Personal Contract Hire (PCH) and Personal Contract Purchase (PCP)

PCP and PCH deals have become very popular of late. This is largely due to the big car makers having large amounts of inventory that they need to shift and consumers finding it harder to get loans on the High Street. A PCH deal is simply a form of leasing. Many deals will see you making a larger initial payment, perhaps equal to three monthly instalments, and then a period of monthly payments spread over a few years. The key attraction here is that those payments only have to cover the depreciation of the vehicle over the duration of the agreement, making them sometimes cheaper than a car loan. It is important to realise, though, that PCH is a form of rental. You do not actually own the car. This means that you cannot modify the car in any way without permission from the finance company. There may also be financial penalties if you exceed a certain annual mileage. If your circumstances change and you find yourself doing lots of commuting, this could make your PCH deal very expensive. At the end of the agreement term, you can simply hand the car back or, in some cases, you may be offered a deal to buy the car by making a final ‘balloon’ payment. This option is not usually guaranteed in a PCH deal, and if you want to make sure that you have the option to buy the car, you should choose a PCP deal. This is identical except for that right to buy at the end of the term. The PCP and PCH deals can keep your monthly outgoings down, and they are predictable costs, except where excess mileage is incurred.

Credit cards

This is not as crazy as it might sound. If you have sufficient credit and a low or even zero percent interest period, buying a car on a credit card can be cost-effective and efficient. You will not have to undergo any credit checks or sign up to any agreements as your credit is already in place with the card company. You will also benefit from some additional protection offered to credit card customers. There are, however, a few considerations to bear in mind. If you haven’t paid off the car by the time that your interest free or low interest period runs out, your costs could well rocket, and using your credit card could prove to be an extremely expensive way to borrow money to finance your car. You will also be tying up a significant amount of your credit, meaning that it is unavailable for other uses.

Dealer finance

Dealer finance usually takes the form of a car loan or hire purchase agreement. Conditions are the same as those mentioned above, but be especially careful of the conditions. Remember that the car dealer will most likely be motivated to sell you the finance package they offer. They are not shopping around for the best deal and they are not considering how the finance suits your circumstances. That is your job and before accepting any dealer finance you need to be sure it is competitive and right for you. Don’t be seduced by your enthusiasm for your chosen car. It can easily be bought with other, potentially cheaper and more suitable, finance packages.
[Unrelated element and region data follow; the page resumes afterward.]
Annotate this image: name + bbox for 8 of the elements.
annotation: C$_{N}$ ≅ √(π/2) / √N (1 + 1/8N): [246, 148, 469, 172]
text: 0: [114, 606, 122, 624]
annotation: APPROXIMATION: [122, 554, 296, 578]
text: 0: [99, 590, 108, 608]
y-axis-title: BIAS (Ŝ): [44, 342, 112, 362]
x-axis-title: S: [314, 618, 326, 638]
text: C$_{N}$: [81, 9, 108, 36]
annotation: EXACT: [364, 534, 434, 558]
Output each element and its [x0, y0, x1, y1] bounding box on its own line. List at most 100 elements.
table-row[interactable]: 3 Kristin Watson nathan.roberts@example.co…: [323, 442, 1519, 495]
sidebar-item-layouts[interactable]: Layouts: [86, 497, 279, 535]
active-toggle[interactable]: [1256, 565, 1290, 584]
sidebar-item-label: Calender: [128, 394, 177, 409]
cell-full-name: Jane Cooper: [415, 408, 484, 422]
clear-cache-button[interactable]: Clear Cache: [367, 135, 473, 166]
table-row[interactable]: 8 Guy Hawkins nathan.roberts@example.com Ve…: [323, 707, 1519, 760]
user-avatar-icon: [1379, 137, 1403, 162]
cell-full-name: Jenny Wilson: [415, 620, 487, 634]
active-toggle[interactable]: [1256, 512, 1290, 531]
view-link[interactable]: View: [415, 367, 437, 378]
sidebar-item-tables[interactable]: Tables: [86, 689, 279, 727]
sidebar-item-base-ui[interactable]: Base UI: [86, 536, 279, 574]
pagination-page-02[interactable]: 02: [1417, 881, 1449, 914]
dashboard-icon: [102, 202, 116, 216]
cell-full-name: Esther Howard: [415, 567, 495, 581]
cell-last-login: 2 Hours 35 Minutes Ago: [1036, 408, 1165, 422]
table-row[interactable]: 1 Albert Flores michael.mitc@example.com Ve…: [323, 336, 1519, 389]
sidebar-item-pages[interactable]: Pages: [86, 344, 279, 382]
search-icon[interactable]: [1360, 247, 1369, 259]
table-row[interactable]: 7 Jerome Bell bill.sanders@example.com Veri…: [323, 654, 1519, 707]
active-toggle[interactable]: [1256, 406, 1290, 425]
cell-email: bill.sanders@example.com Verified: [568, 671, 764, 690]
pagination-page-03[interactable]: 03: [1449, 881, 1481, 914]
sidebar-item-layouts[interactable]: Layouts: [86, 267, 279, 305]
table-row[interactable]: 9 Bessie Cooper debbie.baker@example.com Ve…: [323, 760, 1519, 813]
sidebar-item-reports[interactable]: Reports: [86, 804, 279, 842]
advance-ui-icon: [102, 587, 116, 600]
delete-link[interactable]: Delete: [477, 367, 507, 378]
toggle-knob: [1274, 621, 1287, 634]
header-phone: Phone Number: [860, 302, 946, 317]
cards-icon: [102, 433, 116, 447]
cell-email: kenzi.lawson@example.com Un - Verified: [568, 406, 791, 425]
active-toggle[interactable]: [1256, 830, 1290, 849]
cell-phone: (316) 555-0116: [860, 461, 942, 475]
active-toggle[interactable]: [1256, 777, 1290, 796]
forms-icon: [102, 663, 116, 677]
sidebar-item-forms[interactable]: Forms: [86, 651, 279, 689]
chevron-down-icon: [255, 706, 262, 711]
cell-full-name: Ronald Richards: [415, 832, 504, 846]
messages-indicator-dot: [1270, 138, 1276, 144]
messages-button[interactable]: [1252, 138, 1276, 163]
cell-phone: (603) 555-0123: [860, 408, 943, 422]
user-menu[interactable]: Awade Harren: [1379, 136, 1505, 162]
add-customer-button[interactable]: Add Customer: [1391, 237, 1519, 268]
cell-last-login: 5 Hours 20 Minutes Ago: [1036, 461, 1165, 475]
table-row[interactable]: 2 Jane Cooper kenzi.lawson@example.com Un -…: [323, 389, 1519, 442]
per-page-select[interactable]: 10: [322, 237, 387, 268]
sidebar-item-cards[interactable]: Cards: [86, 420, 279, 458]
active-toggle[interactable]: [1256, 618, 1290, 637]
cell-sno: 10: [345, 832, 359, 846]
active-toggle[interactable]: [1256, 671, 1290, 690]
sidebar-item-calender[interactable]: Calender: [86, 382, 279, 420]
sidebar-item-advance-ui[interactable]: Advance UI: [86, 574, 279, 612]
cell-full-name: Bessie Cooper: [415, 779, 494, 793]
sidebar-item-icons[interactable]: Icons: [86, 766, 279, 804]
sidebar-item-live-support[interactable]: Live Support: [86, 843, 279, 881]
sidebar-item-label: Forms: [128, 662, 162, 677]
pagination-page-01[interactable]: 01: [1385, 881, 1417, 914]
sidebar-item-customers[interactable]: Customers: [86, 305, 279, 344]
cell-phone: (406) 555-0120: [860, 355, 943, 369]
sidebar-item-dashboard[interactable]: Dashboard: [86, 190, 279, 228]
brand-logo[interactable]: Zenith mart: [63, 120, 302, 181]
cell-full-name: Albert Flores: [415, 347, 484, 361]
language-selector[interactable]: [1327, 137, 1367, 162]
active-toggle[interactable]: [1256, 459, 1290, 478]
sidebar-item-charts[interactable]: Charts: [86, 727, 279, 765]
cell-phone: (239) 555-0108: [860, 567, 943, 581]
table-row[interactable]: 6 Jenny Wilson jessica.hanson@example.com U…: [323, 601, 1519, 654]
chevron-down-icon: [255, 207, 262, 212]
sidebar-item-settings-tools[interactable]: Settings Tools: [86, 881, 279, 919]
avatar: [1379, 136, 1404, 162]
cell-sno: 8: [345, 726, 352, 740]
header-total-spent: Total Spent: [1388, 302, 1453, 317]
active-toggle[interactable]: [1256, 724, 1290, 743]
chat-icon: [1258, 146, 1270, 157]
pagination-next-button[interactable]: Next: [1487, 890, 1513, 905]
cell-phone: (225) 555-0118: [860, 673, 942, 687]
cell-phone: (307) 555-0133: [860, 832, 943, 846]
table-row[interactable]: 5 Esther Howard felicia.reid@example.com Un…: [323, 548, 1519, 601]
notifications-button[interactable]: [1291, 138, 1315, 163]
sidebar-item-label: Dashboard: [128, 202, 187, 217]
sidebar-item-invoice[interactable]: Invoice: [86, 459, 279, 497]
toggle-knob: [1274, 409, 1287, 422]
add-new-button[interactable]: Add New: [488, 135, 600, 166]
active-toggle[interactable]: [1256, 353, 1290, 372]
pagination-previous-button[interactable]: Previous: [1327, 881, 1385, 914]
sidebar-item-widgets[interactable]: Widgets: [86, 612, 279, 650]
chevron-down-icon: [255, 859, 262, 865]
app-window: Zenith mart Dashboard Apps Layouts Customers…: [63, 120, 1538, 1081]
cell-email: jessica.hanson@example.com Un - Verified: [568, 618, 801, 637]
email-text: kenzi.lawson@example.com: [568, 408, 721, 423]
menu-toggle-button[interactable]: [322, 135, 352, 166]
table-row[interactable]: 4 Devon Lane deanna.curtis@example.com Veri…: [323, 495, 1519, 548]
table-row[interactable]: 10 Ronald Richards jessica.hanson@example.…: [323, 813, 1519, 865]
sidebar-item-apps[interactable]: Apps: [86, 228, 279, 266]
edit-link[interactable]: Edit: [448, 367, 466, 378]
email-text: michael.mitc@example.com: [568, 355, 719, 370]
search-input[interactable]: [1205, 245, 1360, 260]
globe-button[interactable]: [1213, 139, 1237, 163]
Using a car finance broker

Thankfully, there are car finance brokers online where you can type in your details and get a choice of finance packages. This gives you an objective comparison and allows you to make a judgement on what’s best for you in the comfort of your own home, free of any pressure. Getting your finance sorted out before you visit the dealers will put you in the driving seat for any negotiations and ensure you get the best deal possible. It will also save you hours or even days of time, traipsing around the High Street or calling up providers.